DNE Fact Check: Did Egypt forfeit its rights in the eastern Mediterranean’s EEZ?

Daily News Egypt
4 Min Read

The maritime border deal, on 27 November between the Government of National Accord (GNA) and Turkey, was denounced by Egypt, Greece, and Cyprus as it – according to international law – illegally claim rights over oil and gas drilling rights in the eastern Mediterranean. The 27 November agreement claims a sea corridor between Libya and Turkey and in areas where Greece considers its maritime rights. 

Under the international legal framework, maritime borders separating waters of regional countries are established to define zones of interests, delineate sea areas as part of countries’ sovereign territories, while providing guarantees of peaceful relations among the states.

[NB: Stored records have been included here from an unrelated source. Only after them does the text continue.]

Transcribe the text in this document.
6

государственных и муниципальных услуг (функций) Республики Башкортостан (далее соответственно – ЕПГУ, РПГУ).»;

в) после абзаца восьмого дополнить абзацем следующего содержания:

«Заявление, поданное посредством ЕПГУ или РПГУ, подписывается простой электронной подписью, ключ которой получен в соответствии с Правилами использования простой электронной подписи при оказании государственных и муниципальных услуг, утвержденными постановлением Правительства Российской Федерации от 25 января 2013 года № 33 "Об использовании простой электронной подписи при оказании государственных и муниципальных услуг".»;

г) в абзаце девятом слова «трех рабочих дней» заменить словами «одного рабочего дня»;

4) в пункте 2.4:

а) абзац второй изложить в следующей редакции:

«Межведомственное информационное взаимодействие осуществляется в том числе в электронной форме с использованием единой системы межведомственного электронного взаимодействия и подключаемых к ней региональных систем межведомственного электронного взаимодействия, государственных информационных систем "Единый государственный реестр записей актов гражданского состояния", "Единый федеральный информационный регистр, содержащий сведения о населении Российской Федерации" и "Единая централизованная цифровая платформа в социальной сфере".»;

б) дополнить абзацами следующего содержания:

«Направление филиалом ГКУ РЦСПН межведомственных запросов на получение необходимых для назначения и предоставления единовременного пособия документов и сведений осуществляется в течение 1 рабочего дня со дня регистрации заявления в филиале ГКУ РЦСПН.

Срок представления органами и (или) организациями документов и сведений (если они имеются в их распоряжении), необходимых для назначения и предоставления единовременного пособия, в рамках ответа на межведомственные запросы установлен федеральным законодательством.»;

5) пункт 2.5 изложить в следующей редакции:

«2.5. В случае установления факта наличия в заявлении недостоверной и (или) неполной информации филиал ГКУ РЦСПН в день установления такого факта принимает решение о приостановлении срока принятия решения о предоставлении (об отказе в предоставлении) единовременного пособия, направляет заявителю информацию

Under the 1982 UN Maritime Law agreement, the economic maritime borders of coastal countries reach out to a distance of 200 nautical miles, which is approximately 370 km.

In the case of narrow areas, multiple states, and the overlapping of Exclusive Economic Zones (EEZ), as is the case in the Eastern Mediterranean, the borders are demarcated according to specific mechanisms by agreement between countries. Such as the case of Egypt and Cyprus, who signed in 2003 a border delineation agreement that has drawn lines for EEZ both countries and now occurs between Egypt and Greece. 

Recently, Greece and Egypt agreed to speed up talks on the EEZ between the two countries and finalise its definition and delineation.

 According to Article 121 of the Law of the Sea Convention states that “the territorial sea, the contiguous zone, the exclusive economic zone and the continental shelf of an island are determined in accordance with the provisions of this Convention applicable to other land territory.”

 

This article means that the islands possess an economic zone, as is the case in other land territories.

 

 With the multiplicity of Greek islands adjacent to Turkish lands such as Kastelorizo, or near them such as Rhodes and Crete, and with the presence of the island state of Cyprus, the Turkish economic zone becomes small compared to the Turkish ambitions, because these islands have an EEZ.

 

 Turkey, which is not one of Law of the Sea Convention signatories, accuses the eastern Mediterranean countries, and especially Egypt, of seizing its wealth, because it considers the economic waters that surround it, to follow Ankara, despite the presence of the Greek islands and Cyprus.

 

 Also, several media reports claim that Egypt forfeited its rights in the eastern Mediterranean’s EEZ when it signed the border delineation with Cyprus, and in Egypt’s talks now with Greece under the law of the seas. Some websites even call for Egypt to draw on the Turkish way that ignores the status of the islands and their rights per the UN agreement.

 

 Although, the delineation by the Turkish method would increase the area of the Egyptian EEZ that they claim the country did forfeit. However, it would be a violation of the Law of the Sea agreement signed by the Egyptian state many years before the current regime even came to power.